Infants with CPAM can present in a wide range of severity, from being asymptomatic until later in life to having respiratory distress while in the neonatal perio d[4]. To date, several reports have stated that CVR > 1.6 can be used as a prognostic tool to predict the development of foetal complications or respiratory distress at birth [5,6,7] and that CVR > 1.0 could be considered a predictor of hydrops fetalis or early surgery at birt h[8].

Video-assisted thoracic surgery (VATS) has been shown to be a safe and effective technique for the diagnosis and treatment of paediatric pulmonary disease [9, 10]. Thoracoscopic lobectomy is still the main surgical treatment for CPAMs.

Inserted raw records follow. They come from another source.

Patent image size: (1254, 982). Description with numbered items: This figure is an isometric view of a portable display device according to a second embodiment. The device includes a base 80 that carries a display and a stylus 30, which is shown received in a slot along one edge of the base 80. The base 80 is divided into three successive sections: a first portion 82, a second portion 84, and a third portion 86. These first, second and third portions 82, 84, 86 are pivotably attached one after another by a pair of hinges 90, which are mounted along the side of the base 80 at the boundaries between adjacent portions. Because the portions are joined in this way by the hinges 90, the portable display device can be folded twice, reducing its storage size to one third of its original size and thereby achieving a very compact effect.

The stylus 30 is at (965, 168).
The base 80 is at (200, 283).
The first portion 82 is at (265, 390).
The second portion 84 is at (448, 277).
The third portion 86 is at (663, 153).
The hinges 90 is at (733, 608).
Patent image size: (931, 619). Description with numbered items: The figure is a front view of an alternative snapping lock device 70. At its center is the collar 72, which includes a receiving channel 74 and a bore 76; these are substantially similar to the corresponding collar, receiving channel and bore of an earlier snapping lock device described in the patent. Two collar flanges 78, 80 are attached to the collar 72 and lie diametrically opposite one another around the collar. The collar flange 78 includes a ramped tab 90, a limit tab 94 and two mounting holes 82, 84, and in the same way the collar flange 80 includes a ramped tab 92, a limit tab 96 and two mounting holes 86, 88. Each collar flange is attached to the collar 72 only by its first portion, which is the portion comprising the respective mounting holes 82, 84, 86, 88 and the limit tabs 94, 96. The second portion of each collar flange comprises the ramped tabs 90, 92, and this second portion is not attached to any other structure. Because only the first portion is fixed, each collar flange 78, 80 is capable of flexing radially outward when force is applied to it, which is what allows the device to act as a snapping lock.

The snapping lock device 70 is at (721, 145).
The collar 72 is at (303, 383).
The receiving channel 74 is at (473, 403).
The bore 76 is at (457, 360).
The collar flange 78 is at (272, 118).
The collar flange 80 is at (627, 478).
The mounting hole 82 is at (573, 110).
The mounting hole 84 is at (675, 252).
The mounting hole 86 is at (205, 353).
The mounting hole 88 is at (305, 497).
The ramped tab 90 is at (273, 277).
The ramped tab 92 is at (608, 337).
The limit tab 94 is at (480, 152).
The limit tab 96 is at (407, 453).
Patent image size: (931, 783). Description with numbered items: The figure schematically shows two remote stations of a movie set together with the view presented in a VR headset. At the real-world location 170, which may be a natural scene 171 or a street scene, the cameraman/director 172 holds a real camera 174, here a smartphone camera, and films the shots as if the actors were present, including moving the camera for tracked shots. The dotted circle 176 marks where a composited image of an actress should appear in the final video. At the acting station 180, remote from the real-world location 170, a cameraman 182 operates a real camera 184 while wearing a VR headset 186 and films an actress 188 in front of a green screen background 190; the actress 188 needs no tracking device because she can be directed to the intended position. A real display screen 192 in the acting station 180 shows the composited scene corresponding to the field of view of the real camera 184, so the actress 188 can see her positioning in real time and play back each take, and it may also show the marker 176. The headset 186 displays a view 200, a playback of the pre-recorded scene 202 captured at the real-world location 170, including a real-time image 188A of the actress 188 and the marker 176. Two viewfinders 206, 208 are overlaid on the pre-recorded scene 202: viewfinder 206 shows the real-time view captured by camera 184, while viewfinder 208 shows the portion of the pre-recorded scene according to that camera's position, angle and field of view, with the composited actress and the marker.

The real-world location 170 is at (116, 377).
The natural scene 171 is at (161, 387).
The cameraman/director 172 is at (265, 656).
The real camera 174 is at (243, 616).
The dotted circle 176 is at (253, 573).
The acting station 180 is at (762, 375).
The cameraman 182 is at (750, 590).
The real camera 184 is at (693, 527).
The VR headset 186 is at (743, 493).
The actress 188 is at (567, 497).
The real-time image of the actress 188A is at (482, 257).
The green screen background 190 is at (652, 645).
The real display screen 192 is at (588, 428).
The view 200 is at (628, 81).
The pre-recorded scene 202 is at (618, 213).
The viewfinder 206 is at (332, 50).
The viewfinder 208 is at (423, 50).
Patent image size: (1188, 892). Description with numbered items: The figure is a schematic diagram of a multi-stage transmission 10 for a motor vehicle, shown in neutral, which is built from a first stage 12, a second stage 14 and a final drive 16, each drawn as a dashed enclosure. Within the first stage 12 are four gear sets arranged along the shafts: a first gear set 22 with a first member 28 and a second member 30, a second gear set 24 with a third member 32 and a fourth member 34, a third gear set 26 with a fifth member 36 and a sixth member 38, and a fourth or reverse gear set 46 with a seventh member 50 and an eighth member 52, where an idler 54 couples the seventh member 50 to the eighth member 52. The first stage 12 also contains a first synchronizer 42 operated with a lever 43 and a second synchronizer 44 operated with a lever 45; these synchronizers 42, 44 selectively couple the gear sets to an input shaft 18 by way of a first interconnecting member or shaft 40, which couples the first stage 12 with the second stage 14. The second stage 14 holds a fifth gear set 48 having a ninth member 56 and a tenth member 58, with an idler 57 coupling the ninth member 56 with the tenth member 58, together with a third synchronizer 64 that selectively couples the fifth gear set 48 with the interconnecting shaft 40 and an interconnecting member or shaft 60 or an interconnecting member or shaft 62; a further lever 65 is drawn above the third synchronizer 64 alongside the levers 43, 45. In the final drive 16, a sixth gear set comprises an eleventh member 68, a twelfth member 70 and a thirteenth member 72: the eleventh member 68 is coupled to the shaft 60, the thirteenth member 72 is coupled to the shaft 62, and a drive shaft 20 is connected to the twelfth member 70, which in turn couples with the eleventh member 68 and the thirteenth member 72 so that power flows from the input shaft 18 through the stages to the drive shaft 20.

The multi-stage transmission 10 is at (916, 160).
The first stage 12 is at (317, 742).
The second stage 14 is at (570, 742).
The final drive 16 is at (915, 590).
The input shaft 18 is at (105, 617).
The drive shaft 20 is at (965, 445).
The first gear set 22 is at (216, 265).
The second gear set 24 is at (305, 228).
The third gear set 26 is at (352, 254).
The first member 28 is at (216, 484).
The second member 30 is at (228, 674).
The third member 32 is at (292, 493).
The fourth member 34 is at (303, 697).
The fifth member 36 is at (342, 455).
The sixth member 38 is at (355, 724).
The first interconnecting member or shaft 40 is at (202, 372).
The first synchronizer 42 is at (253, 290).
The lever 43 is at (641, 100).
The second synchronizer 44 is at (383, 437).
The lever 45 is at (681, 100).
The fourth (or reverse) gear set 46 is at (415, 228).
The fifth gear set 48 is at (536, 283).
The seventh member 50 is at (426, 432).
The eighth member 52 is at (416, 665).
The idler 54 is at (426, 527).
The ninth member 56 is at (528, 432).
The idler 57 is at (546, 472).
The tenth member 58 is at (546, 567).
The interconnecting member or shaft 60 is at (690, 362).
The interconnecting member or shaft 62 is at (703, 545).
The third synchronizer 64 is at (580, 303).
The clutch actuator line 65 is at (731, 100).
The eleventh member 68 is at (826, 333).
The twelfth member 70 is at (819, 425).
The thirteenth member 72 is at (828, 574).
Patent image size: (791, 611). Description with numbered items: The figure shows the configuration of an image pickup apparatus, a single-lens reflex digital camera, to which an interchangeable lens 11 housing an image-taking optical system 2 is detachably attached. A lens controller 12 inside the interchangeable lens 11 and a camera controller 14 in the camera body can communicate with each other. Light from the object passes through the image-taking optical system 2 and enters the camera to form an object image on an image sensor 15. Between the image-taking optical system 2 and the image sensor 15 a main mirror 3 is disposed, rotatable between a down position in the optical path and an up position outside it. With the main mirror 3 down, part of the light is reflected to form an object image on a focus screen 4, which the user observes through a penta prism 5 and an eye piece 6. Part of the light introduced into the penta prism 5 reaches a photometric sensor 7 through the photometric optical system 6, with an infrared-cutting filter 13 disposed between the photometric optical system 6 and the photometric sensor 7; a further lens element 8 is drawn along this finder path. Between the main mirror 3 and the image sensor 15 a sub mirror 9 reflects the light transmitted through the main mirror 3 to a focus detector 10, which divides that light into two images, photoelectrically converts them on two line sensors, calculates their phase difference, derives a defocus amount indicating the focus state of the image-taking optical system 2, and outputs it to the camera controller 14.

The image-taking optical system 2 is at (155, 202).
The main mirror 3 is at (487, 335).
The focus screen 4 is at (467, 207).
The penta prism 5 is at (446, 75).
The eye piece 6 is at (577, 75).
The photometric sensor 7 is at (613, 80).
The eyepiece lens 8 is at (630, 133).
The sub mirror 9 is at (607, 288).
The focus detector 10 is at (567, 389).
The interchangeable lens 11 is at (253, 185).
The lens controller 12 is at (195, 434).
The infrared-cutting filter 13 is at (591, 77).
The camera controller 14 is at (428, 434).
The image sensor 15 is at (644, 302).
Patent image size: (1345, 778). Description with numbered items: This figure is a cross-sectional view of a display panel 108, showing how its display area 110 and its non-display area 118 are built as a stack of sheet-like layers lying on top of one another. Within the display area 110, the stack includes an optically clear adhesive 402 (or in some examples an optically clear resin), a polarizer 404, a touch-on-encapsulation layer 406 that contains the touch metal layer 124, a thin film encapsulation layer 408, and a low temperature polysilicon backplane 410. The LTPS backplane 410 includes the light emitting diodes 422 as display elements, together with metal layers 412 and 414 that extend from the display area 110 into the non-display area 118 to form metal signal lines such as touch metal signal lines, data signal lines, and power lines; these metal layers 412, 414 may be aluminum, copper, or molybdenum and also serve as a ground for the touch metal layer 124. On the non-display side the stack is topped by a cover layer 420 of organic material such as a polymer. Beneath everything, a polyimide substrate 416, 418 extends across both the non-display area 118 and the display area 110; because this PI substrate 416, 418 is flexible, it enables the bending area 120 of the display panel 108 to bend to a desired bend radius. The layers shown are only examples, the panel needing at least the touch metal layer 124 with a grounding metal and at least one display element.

The child in this case had an incomplete fissure, and after cutting off the inferior pulmonary vein, we found it difficult to expose the inferior pulmonary artery, and the pulmonary fissure appeared to bleed easily. Therefore, we chose to cut it from the periphery of the pulmonary fissure with an ultrasonic scalpel, dissecting it to the place near the inferior pulmonary artery, and then ligate the lower pulmonary artery and the lower pulmonary bronchus with No. 0 silk suture. After ligation, the lower lung tissue was removed; thus, there was no bleeding or air leakage in the section. A review of the X-ray results demonstrated no residual cysts.

Conclusions

With the development of thoracoscopic instruments and technologies, the age at which neonates can undergo thoracoscopic surgery is decreasing. In previous studies, foetal surgery, aspiration of the cyst and intrapartum foetal operation were recommended to intervene in large CPAMs. This case showed that thoracoscopic lobectomy for a large neonatal CPAM was feasible and effective in a 4-day-old neonate.